前の記事でも書いたように、私は日本のウィキペディアの品質には疑問をもっているので、このブログでもほとんどリンクを張らない。大部分は英語版の質の悪いダイジェストで、日本語版オリジナルの項目には事実誤認や個人への中傷が多い。西和彦さんの項目などは、学歴や職歴まで間違いだらけで、本人が怒って編集し、大バトルが繰り広げられた末、大部分は削除されて保護されてしまった。

このようにウィキペディア日本版の質が悪い原因は、ウェブで匿名が当たり前になっていることが影響していると思われる。歌田明弘氏によれば、アメリカのブログの8割は実名だが、日本の9割は匿名だという。日本でこれほど匿名性が強い原因は、実名で発言すると会社ににらまれるとか、友人にきらわれるなど「評判」が傷つくことを恐れているからだろう。

だから2ちゃんねるは、日本社会の汚物みたいなものだが、排泄物を見れば健康状態がわかるように、そこには社会の裏面が映し出されている。匿名の世界では会社などの「ムラ社会」の抑圧から解放されるため、そのストレスを悪口や民族差別で解消する。「他人志向」で自我が弱く、何かを主張するよりも他人の評判を傷つけることに快感を覚える。自分の意見というものがないから、一方的な悪口ばかりで論争や相互批判が成立せず、議論の客観性をチェックする習慣がない。
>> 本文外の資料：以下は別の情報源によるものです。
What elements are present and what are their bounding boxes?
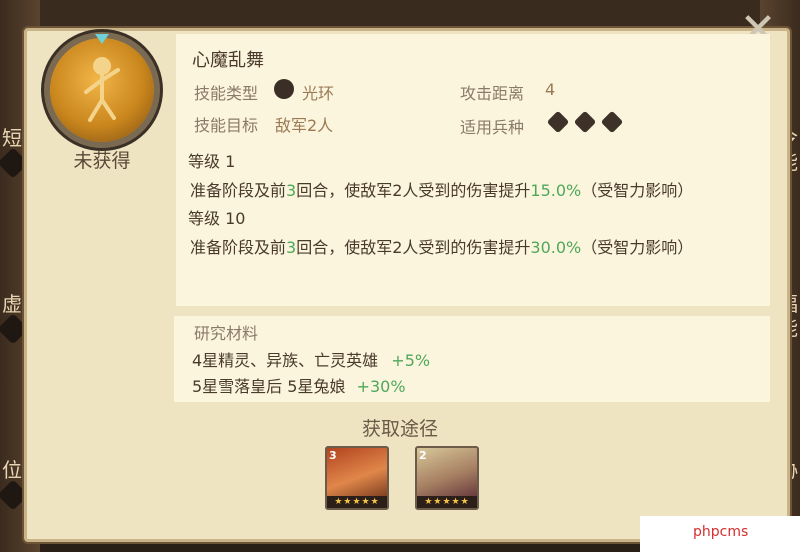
hero-stars: ★★★★★: [327, 496, 387, 508]
material-text: 5星雪落皇后 5星兔娘: [192, 377, 346, 396]
materials-title: 研究材料: [194, 324, 259, 343]
level-label: 等级 1: [188, 152, 236, 171]
hero-stars: ★★★★★: [417, 496, 477, 508]
troop-type-label: 适用兵种: [460, 118, 525, 137]
material-line: 5星雪落皇后 5星兔娘 +30%: [192, 373, 406, 397]
desc-text: 准备阶段及前: [190, 181, 287, 200]
level-description: 准备阶段及前3回合，使敌军2人受到的伤害提升15.0%（受智力影响）: [190, 177, 693, 201]
rounds-value: 3: [286, 181, 297, 200]
material-bonus: +5%: [391, 351, 431, 370]
desc-text: （受智力影响）: [581, 238, 694, 257]
skill-type-value: 光环: [302, 84, 335, 103]
material-bonus: +30%: [356, 377, 406, 396]
acquire-label: 获取途径: [361, 418, 438, 440]
desc-text: 准备阶段及前: [190, 238, 287, 257]
skill-type-label: 技能类型: [194, 84, 259, 103]
hero-card[interactable]: 3 ★★★★★: [325, 446, 389, 510]
level-label: 等级 10: [188, 209, 246, 228]
side-label: 位: [2, 458, 22, 482]
percent-value: 30.0%: [530, 238, 582, 257]
material-text: 4星精灵、异族、亡灵英雄: [192, 351, 379, 370]
skill-status: 未获得: [73, 150, 131, 172]
rounds-value: 3: [286, 238, 297, 257]
skill-info-box: [176, 34, 770, 306]
target-value: 敌军2人: [275, 116, 334, 135]
side-label: 短: [2, 126, 22, 150]
puppet-icon: [84, 57, 120, 122]
hero-card[interactable]: 2 ★★★★★: [415, 446, 479, 510]
desc-text: 回合，使敌军2人受到的伤害提升: [296, 238, 531, 257]
side-label: 虚: [2, 292, 22, 316]
hero-level: 2: [419, 449, 427, 462]
range-label: 攻击距离: [460, 84, 525, 103]
desc-text: 回合，使敌军2人受到的伤害提升: [296, 181, 531, 200]
skill-name: 心魔乱舞: [192, 50, 264, 71]
level-description: 准备阶段及前3回合，使敌军2人受到的伤害提升30.0%（受智力影响）: [190, 234, 693, 258]
material-line: 4星精灵、异族、亡灵英雄 +5%: [192, 347, 430, 371]
watermark: phpcms: [693, 524, 749, 540]
range-value: 4: [545, 80, 556, 99]
hero-level: 3: [329, 449, 337, 462]
background-top: [0, 0, 800, 30]
aura-icon: [274, 79, 294, 99]
target-label: 技能目标: [194, 116, 259, 135]
desc-text: （受智力影响）: [581, 181, 694, 200]
percent-value: 15.0%: [530, 181, 582, 200]
skill-badge: [50, 38, 154, 142]
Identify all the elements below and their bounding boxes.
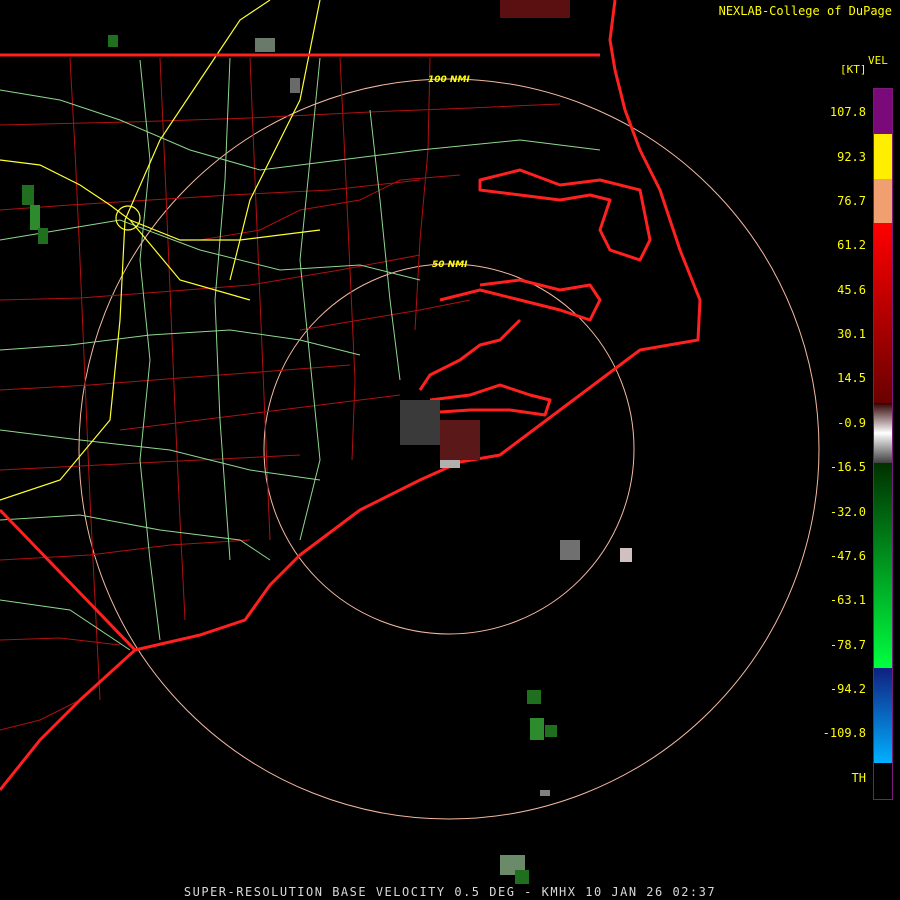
product-footer: SUPER-RESOLUTION BASE VELOCITY 0.5 DEG -… bbox=[183, 885, 717, 899]
legend-tick: 92.3 bbox=[837, 150, 866, 164]
legend-tick: -47.6 bbox=[829, 549, 866, 563]
radar-echoes bbox=[22, 0, 632, 884]
legend-tick: TH bbox=[851, 771, 866, 785]
highways bbox=[0, 57, 601, 651]
state-borders bbox=[0, 0, 702, 791]
velocity-colorbar bbox=[873, 88, 893, 800]
legend-tick: -63.1 bbox=[829, 593, 866, 607]
legend-tick: -94.2 bbox=[829, 682, 866, 696]
ring-label-100: 100 NMI bbox=[428, 75, 470, 85]
legend-tick: -16.5 bbox=[829, 460, 866, 474]
legend-tick: 14.5 bbox=[837, 371, 866, 385]
credit-label: NEXLAB-College of DuPage bbox=[718, 4, 892, 18]
legend-tick: -0.9 bbox=[837, 416, 866, 430]
legend-tick: 107.8 bbox=[829, 105, 866, 119]
legend-tick: 45.6 bbox=[837, 283, 866, 297]
radar-map[interactable]: 100 NMI 50 NMI bbox=[0, 0, 900, 900]
ring-label-50: 50 NMI bbox=[432, 260, 468, 270]
legend-tick: 30.1 bbox=[837, 327, 866, 341]
legend-tick: -32.0 bbox=[829, 505, 866, 519]
legend-tick: 61.2 bbox=[837, 238, 866, 252]
legend-tick: -78.7 bbox=[829, 638, 866, 652]
legend-product: VEL bbox=[868, 54, 888, 67]
legend-tick: 76.7 bbox=[837, 194, 866, 208]
legend-tick: -109.8 bbox=[822, 726, 866, 740]
legend-units: [KT] bbox=[840, 63, 867, 76]
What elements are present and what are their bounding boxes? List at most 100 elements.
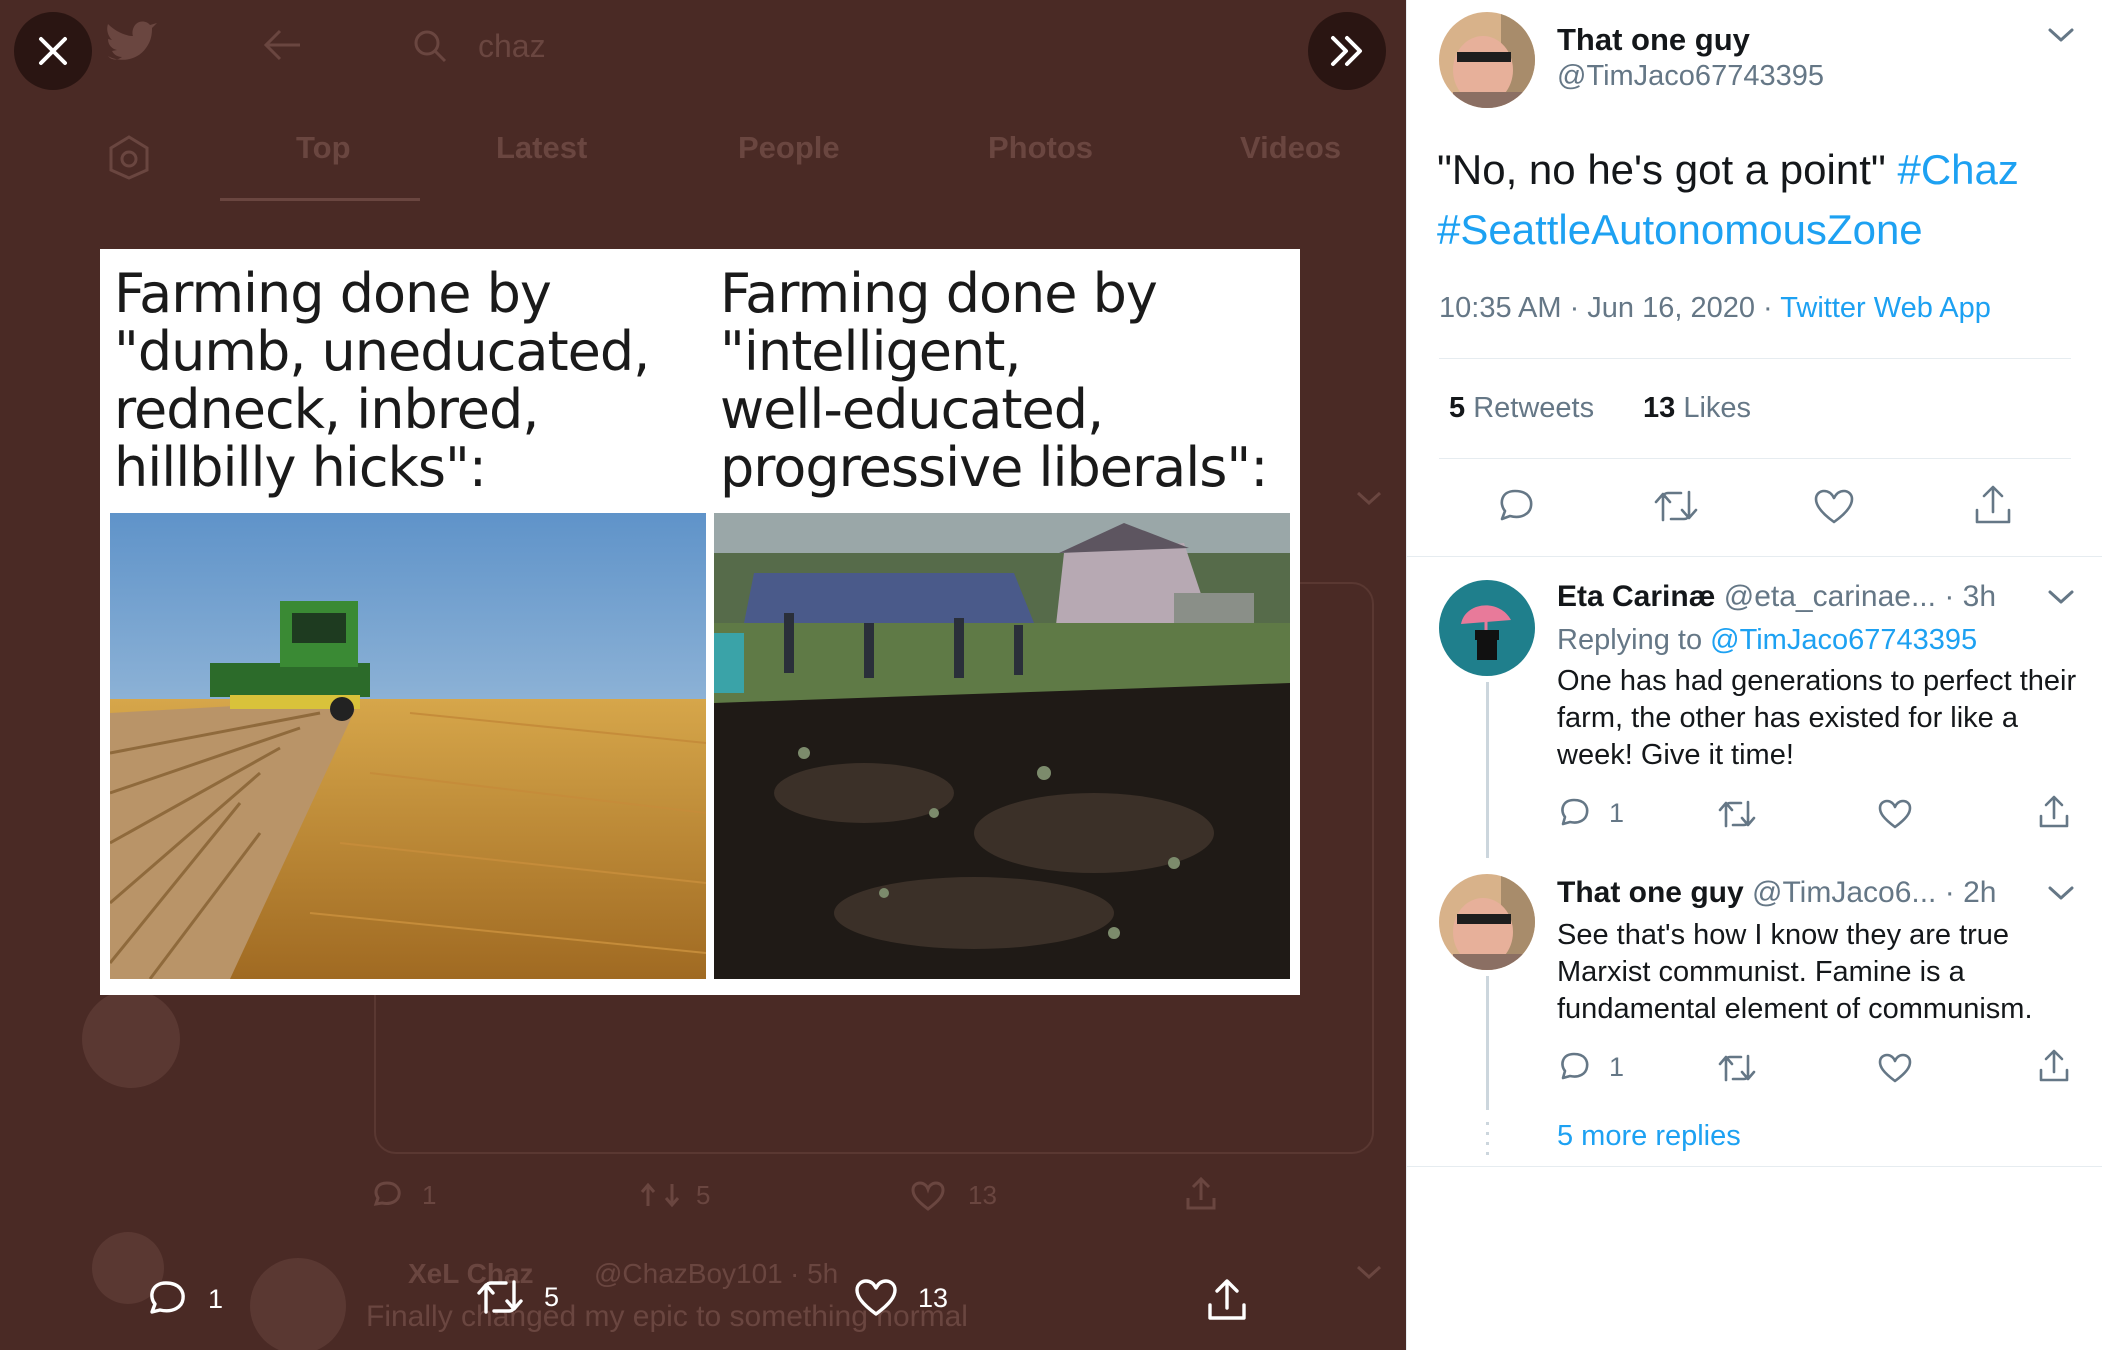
reply-icon <box>1500 489 1533 521</box>
share-icon <box>2039 795 2069 828</box>
reply-1-reply-count: 1 <box>1609 797 1625 828</box>
tab-top: Top <box>296 130 351 165</box>
viewer-share-button[interactable] <box>1206 1278 1248 1322</box>
divider <box>1439 358 2071 359</box>
retweet-icon <box>477 1280 523 1314</box>
reply-1-time[interactable]: · 3h <box>1944 580 1996 613</box>
share-icon <box>1975 485 2011 524</box>
meme-left-caption: Farming done by "dumb, uneducated, redne… <box>114 262 650 499</box>
close-button[interactable] <box>14 12 92 90</box>
feed-chevron-icon <box>1354 488 1384 513</box>
reply-2-name[interactable]: That one guy <box>1557 876 1744 909</box>
collapse-panel-button[interactable] <box>1308 12 1386 90</box>
thread-line <box>1486 976 1489 1110</box>
reply-1-name[interactable]: Eta Carinæ <box>1557 580 1715 613</box>
reply-2-reply-button[interactable]: 1 <box>1557 1050 1624 1084</box>
replying-to-link[interactable]: @TimJaco67743395 <box>1710 624 1977 656</box>
reply-1-retweet-button[interactable] <box>1717 798 1757 830</box>
feed-tweet-time: · 5h <box>790 1258 839 1289</box>
viewer-retweet-button[interactable]: 5 <box>476 1278 559 1316</box>
feed-tweet-handle: @ChazBoy101 <box>594 1258 783 1289</box>
heart-icon <box>1878 1053 1912 1083</box>
reply-2-time[interactable]: · 2h <box>1945 876 1997 909</box>
retweet-icon <box>1718 1054 1756 1082</box>
divider <box>1439 458 2071 459</box>
heart-icon <box>1814 489 1854 524</box>
viewer-retweet-count: 5 <box>544 1281 560 1312</box>
author-handle[interactable]: @TimJaco67743395 <box>1557 60 1824 93</box>
viewer-reply-button[interactable]: 1 <box>144 1278 223 1320</box>
back-arrow-icon <box>262 28 302 67</box>
garden-plot-photo <box>714 513 1290 979</box>
feed-like-icon <box>910 1180 946 1217</box>
feed-chevron-icon-2 <box>1354 1262 1384 1287</box>
feed-avatar-2 <box>250 1258 346 1350</box>
reply-2-like-button[interactable] <box>1877 1052 1913 1084</box>
settings-icon <box>106 134 152 185</box>
tab-latest: Latest <box>496 130 588 165</box>
feed-retweet-count: 5 <box>696 1180 711 1210</box>
heart-icon <box>855 1279 897 1316</box>
tab-active-indicator <box>220 198 420 201</box>
retweet-button[interactable] <box>1653 488 1699 524</box>
tweet-source-link[interactable]: Twitter Web App <box>1780 292 1991 324</box>
chevron-down-icon <box>2048 886 2074 900</box>
like-button[interactable] <box>1813 488 1855 526</box>
thread-line-dotted <box>1486 1122 1489 1156</box>
chevron-down-icon <box>2048 590 2074 604</box>
feed-reply-icon <box>370 1178 404 1217</box>
compose-tweet-icon <box>82 990 180 1088</box>
reply-2-handle[interactable]: @TimJaco6... <box>1752 876 1936 909</box>
reply-2-header: That one guy @TimJaco6... · 2h <box>1557 876 1996 910</box>
share-button[interactable] <box>1973 484 2013 526</box>
reply-2-share-button[interactable] <box>2037 1048 2071 1084</box>
divider <box>1407 556 2102 557</box>
hashtag-seattle-autonomous-zone-link[interactable]: #SeattleAutonomousZone <box>1437 206 1923 253</box>
more-replies-link[interactable]: 5 more replies <box>1557 1120 1741 1153</box>
search-icon <box>412 28 448 69</box>
twitter-logo-icon <box>104 20 158 71</box>
retweet-label: Retweets <box>1473 392 1595 424</box>
author-name[interactable]: That one guy <box>1557 22 1750 58</box>
share-icon <box>2039 1049 2069 1082</box>
reply-button[interactable] <box>1495 486 1535 526</box>
reply-1-share-button[interactable] <box>2037 794 2071 830</box>
tweet-detail-panel: That one guy @TimJaco67743395 "No, no he… <box>1406 0 2102 1350</box>
feed-retweet-icon <box>640 1180 680 1215</box>
replying-to-prefix: Replying to <box>1557 624 1703 656</box>
thread-line <box>1486 682 1489 858</box>
retweet-icon <box>1654 490 1698 522</box>
reply-2-reply-count: 1 <box>1609 1051 1625 1082</box>
retweet-icon <box>1718 800 1756 828</box>
reply-2-text: See that's how I know they are true Marx… <box>1557 919 2033 1025</box>
retweets-stat[interactable]: 5 Retweets <box>1449 392 1594 425</box>
divider <box>1407 1166 2102 1167</box>
tweet-quote-text: "No, no he's got a point" <box>1437 146 1886 193</box>
reply-2-more-button[interactable] <box>2047 884 2075 907</box>
reply-icon <box>1561 1052 1589 1080</box>
tweet-image[interactable]: Farming done by "dumb, uneducated, redne… <box>100 249 1300 995</box>
viewer-like-button[interactable]: 13 <box>854 1278 948 1318</box>
reply-1-header: Eta Carinæ @eta_carinae... · 3h <box>1557 580 1996 614</box>
hashtag-chaz-link[interactable]: #Chaz <box>1897 146 2018 193</box>
reply-1-replying-to: Replying to @TimJaco67743395 <box>1557 622 2097 659</box>
tweet-more-button[interactable] <box>2047 26 2075 49</box>
reply-1-like-button[interactable] <box>1877 798 1913 830</box>
tweet-timestamp-row: 10:35 AM · Jun 16, 2020 · Twitter Web Ap… <box>1439 292 1991 325</box>
double-chevron-right-icon <box>1331 36 1362 66</box>
feed-reply-count: 1 <box>422 1180 437 1210</box>
reply-1-more-button[interactable] <box>2047 588 2075 611</box>
reply-1-handle[interactable]: @eta_carinae... <box>1724 580 1936 613</box>
search-query-text: chaz <box>478 28 546 64</box>
reply-1-avatar[interactable] <box>1439 580 1535 676</box>
like-label: Likes <box>1683 392 1752 424</box>
author-avatar[interactable] <box>1439 12 1535 108</box>
reply-2-avatar[interactable] <box>1439 874 1535 970</box>
reply-2-retweet-button[interactable] <box>1717 1052 1757 1084</box>
reply-1-reply-button[interactable]: 1 <box>1557 796 1624 830</box>
tweet-timestamp[interactable]: 10:35 AM · Jun 16, 2020 · <box>1439 292 1773 324</box>
reply-icon <box>1561 798 1589 826</box>
retweet-count: 5 <box>1449 392 1466 424</box>
feed-like-count: 13 <box>968 1180 997 1210</box>
likes-stat[interactable]: 13 Likes <box>1643 392 1751 425</box>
こういう「匿名文化」のなかで言論への責任意識が希薄になっているため、ウィキペディアまで2ちゃんねる化しつつある。日本人の品質管理を支えているのは、ムラの中で評判を守る恥の意識だが、それが機能しない匿名の世界では、質を維持するインセンティヴがないのだ。私についての項目のようないい加減な記述を表示するのは「百科事典」の恥である。もっとチェック体制を強め、一定の基準を満たすまで掲載しないなど、品質管理をきびしくすべきだ。

追記:問題の項目が修正された。現職(上武大学)が抜けている点など、おかしなところはあるが、大筋では間違っていない(12/28)。

追記2:匿名IPでしつこくいやがらせを書き込む人物がいて、保護されてしまった(12/31)。日本では、匿名IPを禁止したほうがいいのではないか。